“Uno!” It’s such a small word, but it feels so big when you get to yell it at a game night, even if it is against a group of 7-year-olds.
But winning is just one of the highlights of playing games with your friends or family. There is also the friendly competition, the good-natured trash-talk and the endless fun and laughter.
The good news is putting a game night together is easy. Simply pick the night, the people, the game, the food and voila—you’ve got game!
The people and the place
Don’t go crazy on the guest list. The bigger the group, the harder it is to keep things manageable. Figure out how many people can fit in your space and go from there. Four to eight people is a good place to start.
Who do you invite? Friends who know each other or a mix of people who don’t know each other? It’s a crapshoot. Just decide and don’t worry about it. This is supposed to be fun!
Where you play depends on the game. Do you need room to move? Do you need a table or floor space? Plan ahead and make sure you’re ready. Youngsters can play games on the floor, but some adults might prefer furniture—once they get down there, they might not be able to get up! And you don’t want someone to have to sit on the couch arm all night, so make sure you have enough seating.
Pick your game
Card games, board games, party games or outdoor games are all possibilities for the big night. When it comes to choosing a game or games, think about your crowd. Certain games fit the personalities of your group better than others. Some are good for small groups, others are more fun with large groups.
The competitive side you never knew some of your guests had can come out during game night, so be ready. Team games involving charades get a party rolling fast. Trivia games may make you realize you never knew your friend was so smart. Or maybe they’re just good at remembering useless facts.
The old standards from childhood are always a safe bet. (Although they may be triggering to some!) But new games are popping up all the time, so make sure to check out the latest offerings and ask around for recommendations.

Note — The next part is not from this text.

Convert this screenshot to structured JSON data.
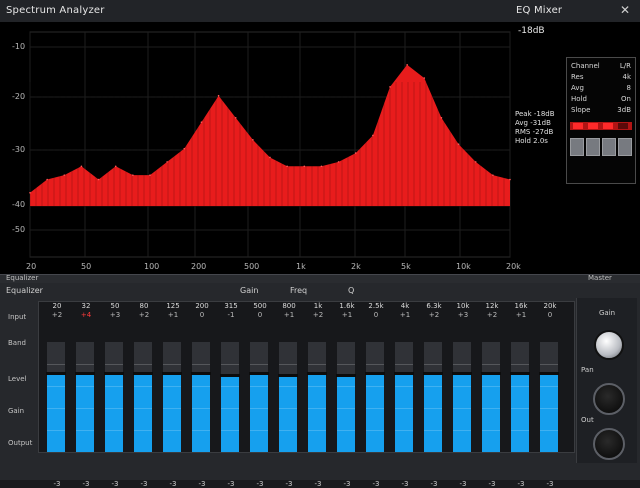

If you’re playing with kids, you could even make game night into a learning opportunity without them even knowing. Games in general teach kids skills around counting, taking turns and reading. But there are opportunities for more. The Nutrilite™ team, for example, created Nutriland, a fun game that has players trying to finish exploring the farm first.
All along their adventure they learn how important it is to eat fruits and vegetables from every color the rainbow to get a variety of plant nutrients. Did you know that purple produce support a good mood? Land on that space and you can skip ahead nine spaces! Download the game for free right here, grab some playing tokens from another game or make your own, and you are ready to play.
Gamers gotta eat
The low-stress way of feeding your fellow gamers is to order takeout. The medium-stress way is store-bought: chips, dips, pretzels, nuts, veggies, popcorn, something chocolate and whatever else doesn’t take any time to make.
The more stressful but impressive option is to serve a real meal before the games start, but still something manageable like tacos, hotdogs, chili or something else out of a slow-cooker.
If you want to make a real impression, however, make time to shape a cream cheese dip into cubes and dot it with black olives to simulate dice, or make a cake decorated as the board of the night’s game or as a score sheet. Have some fun!
Have plenty of soda, water and other beverages on hand to keep people fueled for the competition. Or make it super easy by saying BYOB. And never, ever say “no” to guests who want to bring something. That’s one less thing for you to do.
Game night advice
Watch out for cheaters. They’re mostly older people who can get away with it (because accusing your grandmother of cheating is considered mean for some reason). But don’t let her kid you; she knows she’s doing it. Grandmothers can bluff with the best of them.
Keep pets out of the game area. A cat jumping on a game board can mean starting over. And if you’re winning, YOU DON’T WANT TO START OVER.
If someone isn’t familiar with the game, play a practice round first so everyone knows how to play. Decide the rules ahead of time, too. Then no one can get cranky when the issue pops up. Do-overs are good when you’re playing with kids or people who have no idea what they’re doing.
Last but not least, have fun! The biggest joy of a lively game night is having laid-back fun with friends and family—even if it is “just a game.”